Megan Barrientos of Wicomico Middle School won the 2026 Maryland Eastern Shore Regional Spelling Bee on March 7 at the Ella Fitzgerald Center for the Performing Arts on the campus of the University of Maryland Eastern Shore (Joey Gardner photo).

Megan Barrientos, an eighth grader at Wicomico Middle School, claimed her second consecutive Maryland Eastern Shore Regional Spelling Bee title on Saturday.

Barrientos, who clinched the competition by spelling the word “mythopoeic,” was the first back-to-back winner since Gia Bautista – also a student at Wicomico Middle School – won the event in 2014 and 2015. The second-place speller was Jazz Johnson, a fourth grader from North Salisbury Elementary School.

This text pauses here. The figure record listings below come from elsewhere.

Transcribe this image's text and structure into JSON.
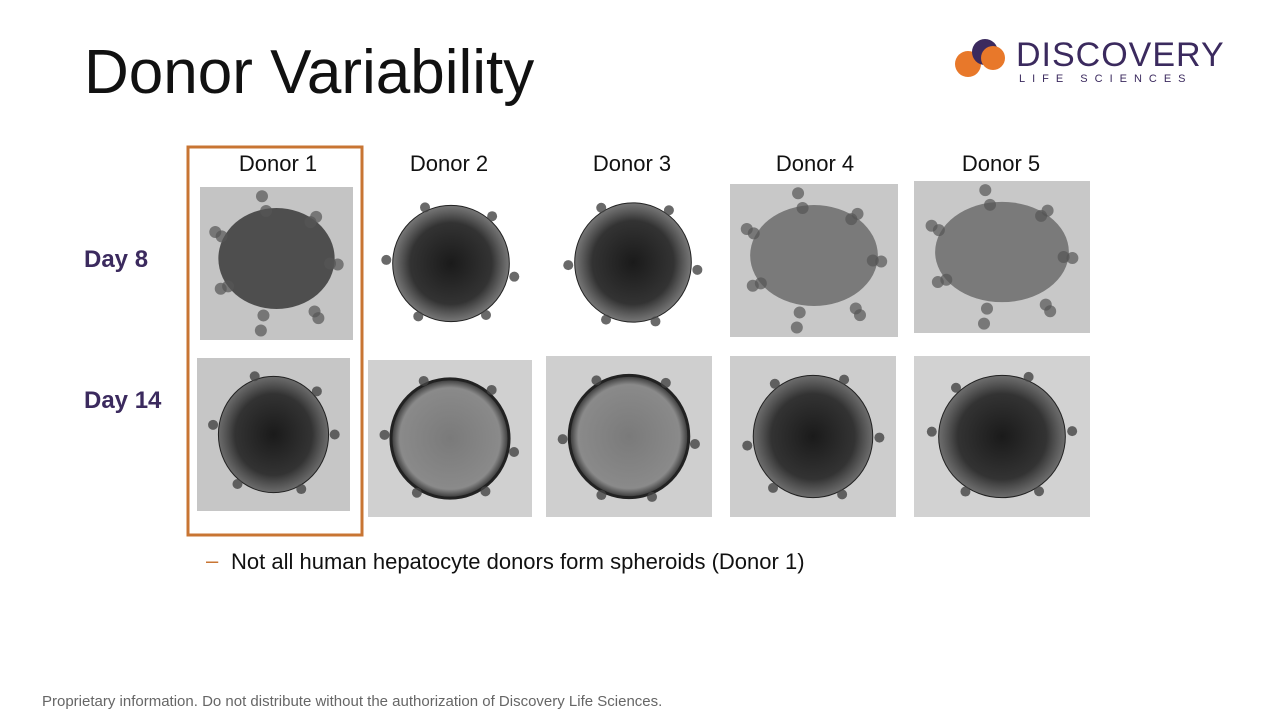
{
  "header": {
    "title": "Donor Variability",
    "logo": {
      "name": "DISCOVERY",
      "tagline": "LIFE SCIENCES"
    }
  },
  "grid": {
    "columns": [
      "Donor 1",
      "Donor 2",
      "Donor 3",
      "Donor 4",
      "Donor 5"
    ],
    "rows": [
      "Day 8",
      "Day 14"
    ]
  },
  "bullets": [
    "Not all human hepatocyte donors form spheroids (Donor 1)"
  ],
  "footer": "Proprietary information.  Do not distribute without the authorization of Discovery Life Sciences."
}
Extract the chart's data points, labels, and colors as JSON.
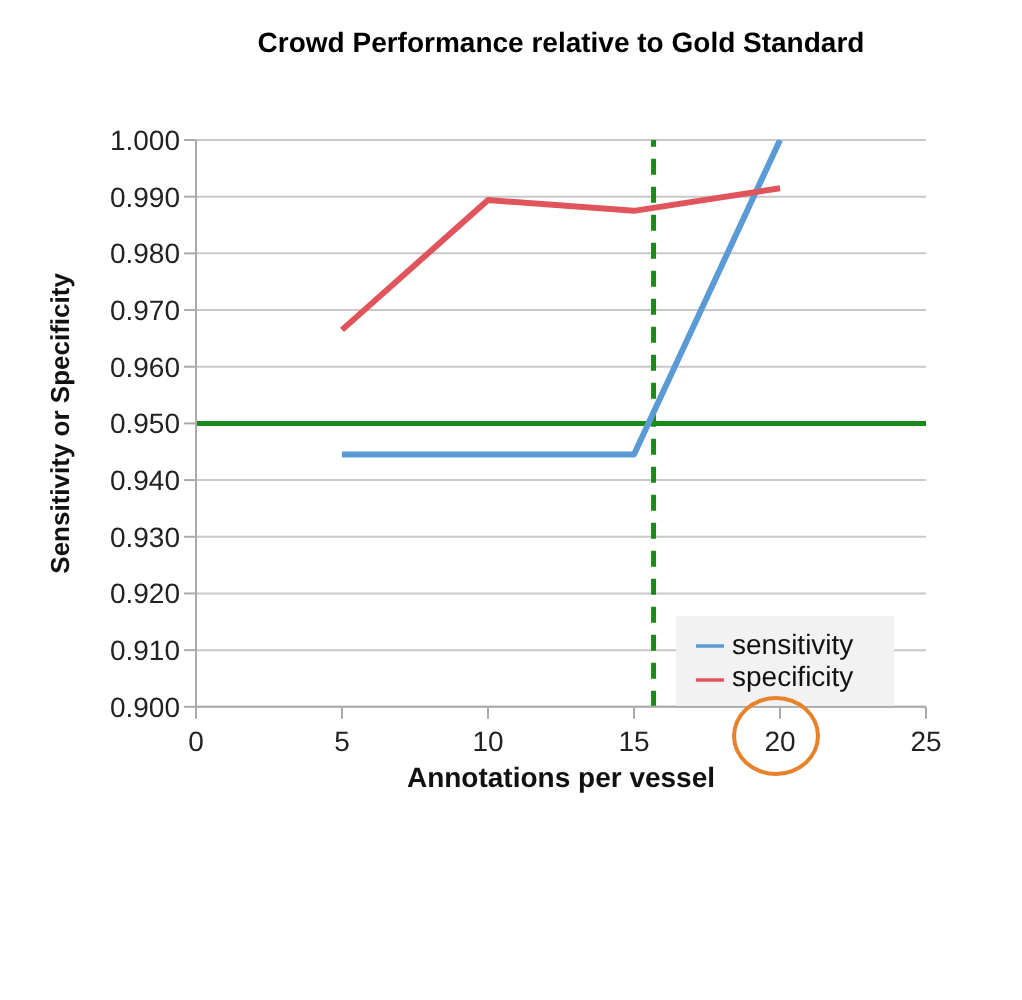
{
  "chart_data": {
    "type": "line",
    "title": "Crowd Performance relative to Gold Standard",
    "xlabel": "Annotations per vessel",
    "ylabel": "Sensitivity or Specificity",
    "x": [
      5,
      10,
      15,
      20
    ],
    "series": [
      {
        "name": "sensitivity",
        "color": "#5b9bd5",
        "values": [
          0.9445,
          0.9445,
          0.9445,
          1.0
        ]
      },
      {
        "name": "specificity",
        "color": "#e0555b",
        "values": [
          0.9665,
          0.9894,
          0.9875,
          0.9915
        ]
      }
    ],
    "xlim": [
      0,
      25
    ],
    "xticks": [
      0,
      5,
      10,
      15,
      20,
      25
    ],
    "ylim": [
      0.9,
      1.0
    ],
    "yticks": [
      {
        "value": 0.9,
        "label": "0.900"
      },
      {
        "value": 0.91,
        "label": "0.910"
      },
      {
        "value": 0.92,
        "label": "0.920"
      },
      {
        "value": 0.93,
        "label": "0.930"
      },
      {
        "value": 0.94,
        "label": "0.940"
      },
      {
        "value": 0.95,
        "label": "0.950"
      },
      {
        "value": 0.96,
        "label": "0.960"
      },
      {
        "value": 0.97,
        "label": "0.970"
      },
      {
        "value": 0.98,
        "label": "0.980"
      },
      {
        "value": 0.99,
        "label": "0.990"
      },
      {
        "value": 1.0,
        "label": "1.000"
      }
    ],
    "ref_lines": [
      {
        "axis": "x",
        "value": 15.67,
        "color": "#1a8a1a",
        "line_style": "dashed"
      },
      {
        "axis": "y",
        "value": 0.95,
        "color": "#1a8a1a",
        "line_style": "solid"
      }
    ],
    "grid": "y",
    "legend": "right",
    "marker": "none",
    "line_style": "solid"
  }
}
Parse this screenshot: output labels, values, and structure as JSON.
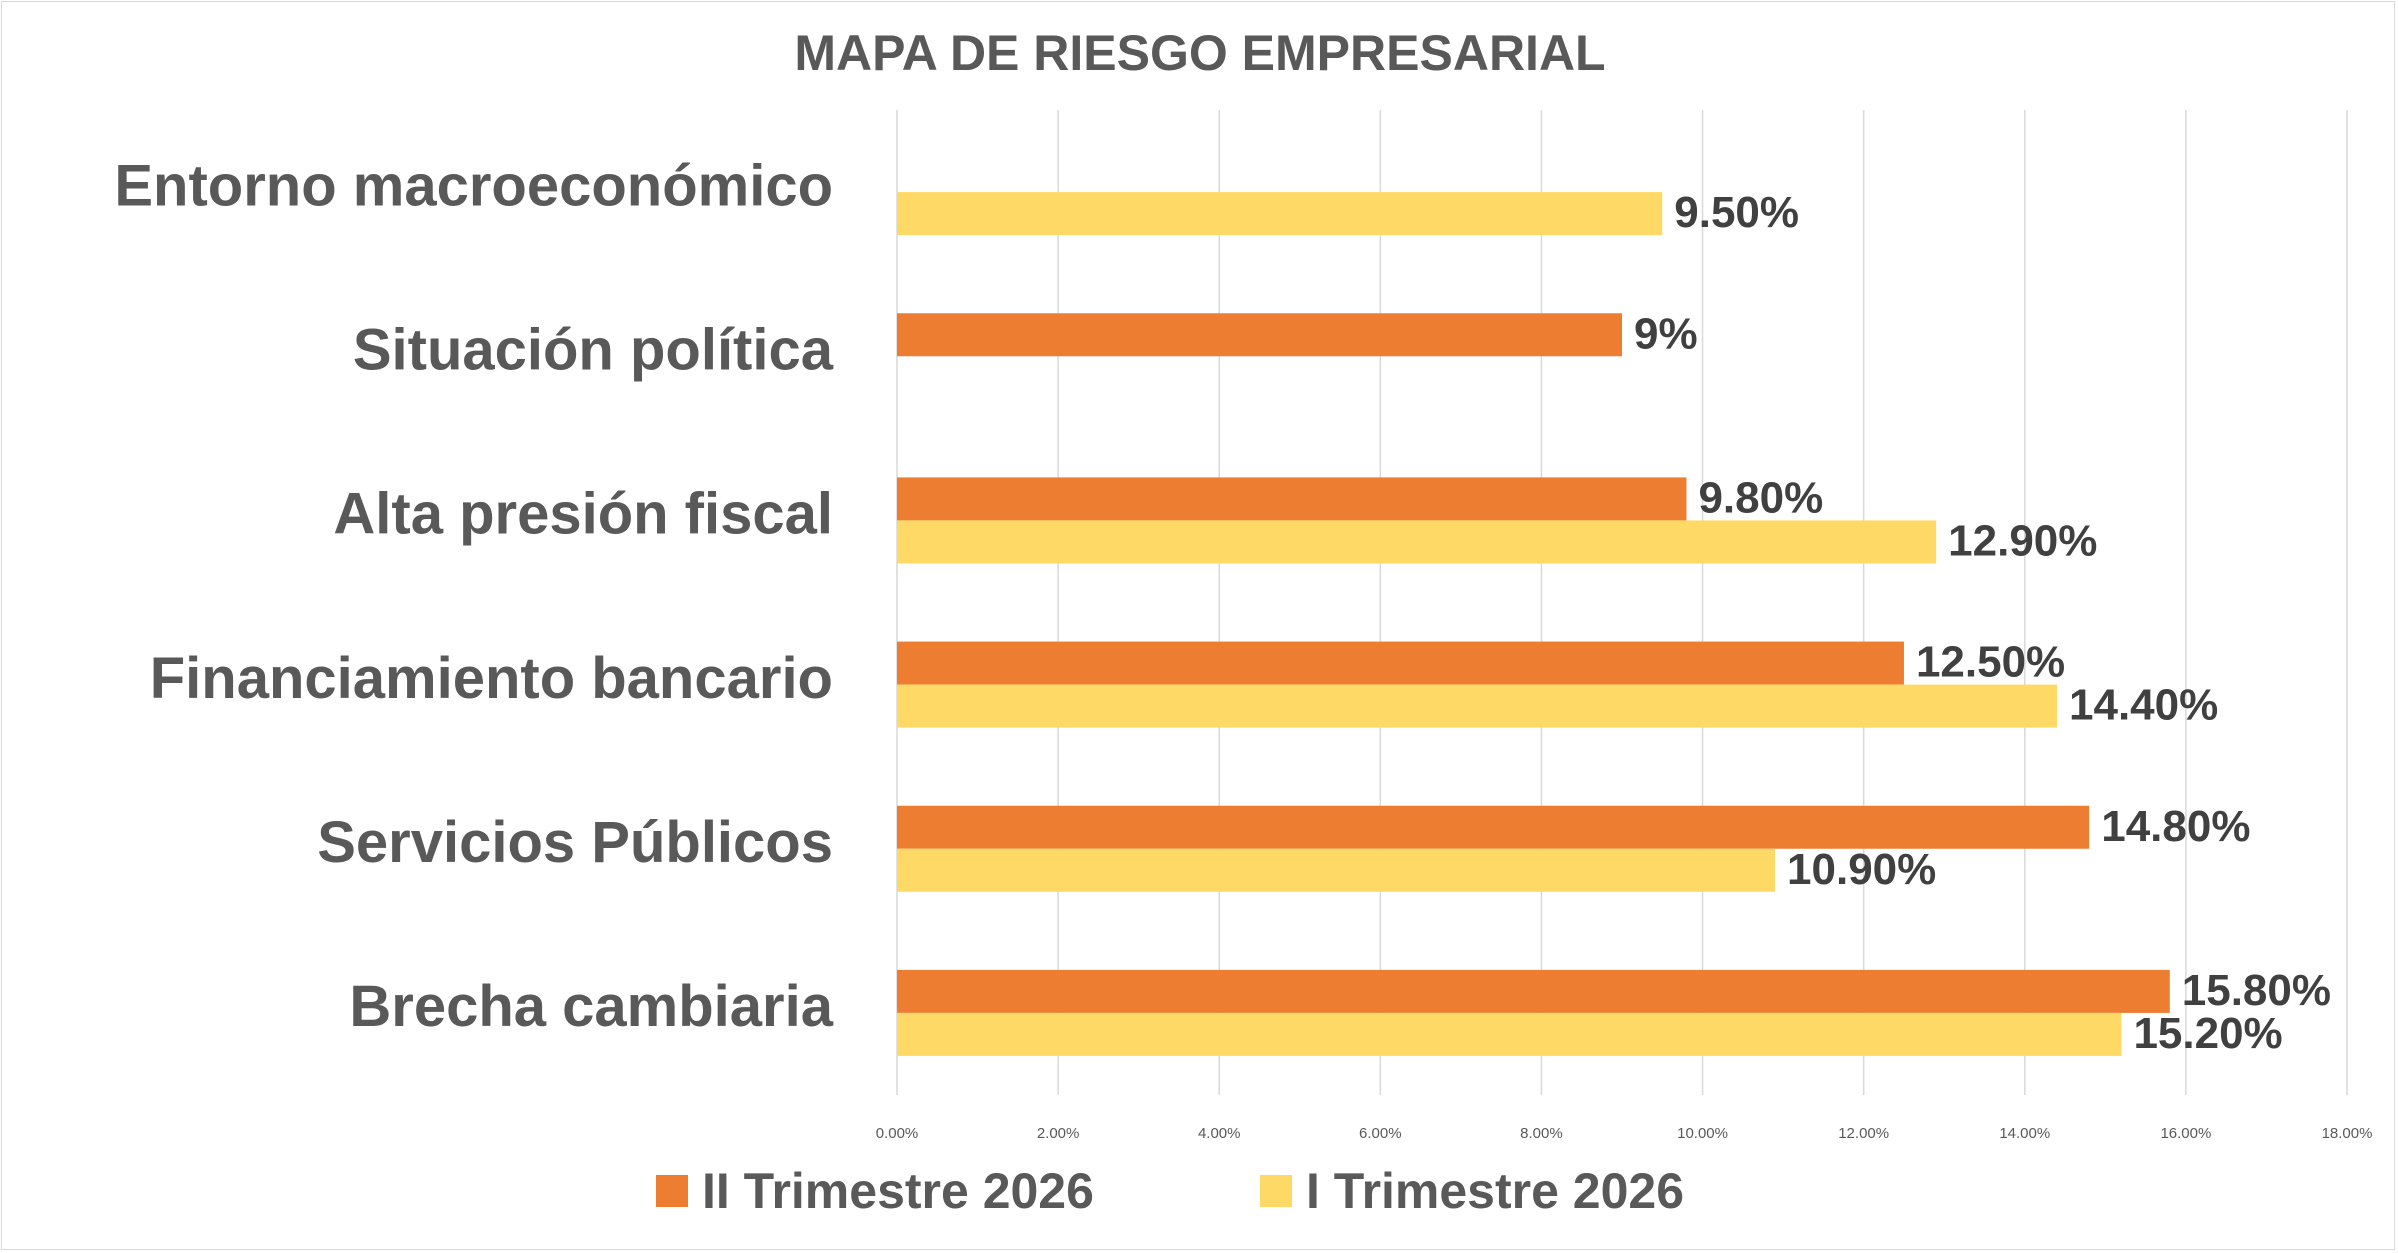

From left: 2026 Maryland Eastern Shore Spelling Bee runner-up Jazz Johnson and bee winner Megan Barrientos (Joey Gardner Photo).

“This was a surreal moment and one I wasn’t expecting to happen,” Barrientos, 14, said. “Coming into the bee as the defending champion felt a lot like last year. I didn’t put a lot of pressure on myself after already winning the year before.”

Barrientos, who dueled 16 rounds to win her first title a year ago, earned her second crown in eight rounds during the event held at the Ella Fitzgerald Center for the Performing Arts on the University of Maryland Eastern Shore campus.

The field for this year’s event comprised 43 elementary and middle school students from public and private schools in Dorchester, Somerset, Wicomico, and Worcester counties.

The first and second rounds each saw nine spellers dismissed, before switching to two oral vocabulary lines that eliminated another nine competitors. Rounds five and six saw another six eliminations each, bringing the field to four heading into the seventh round.

Barrientos and Johnson were the last standing going into round eight, where the former correctly spelled “lobectomy” and the championship word.

For winning the regional bee, Barrientos receives an all-expenses-paid trip to the 101st Scripps National Spelling Bee in Washington, D.C., which takes place during the week of May 24-29.

Barrientos, who reached the semifinal round of last year’s Scripps National Spelling Bee, said her prior experience in the national competition will be beneficial for her.

For Johnson, who could have up to four more opportunities to take home first place in the event, he said he looks to enter next year’s bee with a calmer demeanor.

“It felt so nerve-wracking that I felt like I was going to fall out of the chair,” he said. “Once I stopped focusing on how many people were out in the audience, I felt I was in my zone.”

This year’s judges were:

  • Dr. Urban Wiggins—vice provost for Decision Science and Visualization at UMES
  • Diamond Nwaeze, 4-H STEM youth development educator at UMES-Extension
  • Dr. Cynthia Cravens, interim chair of the Department of English, Languages, and Media Studies and the director of the Center for Teaching Excellence

Dr. Amy Hagenrater, professor and associate chair of the Department of English, Languages, and Media Studies at UMES, was the Bee’s announcer.

Earl Holland Jr., director of Public Relations at UMES, served as the emcee and transcriber.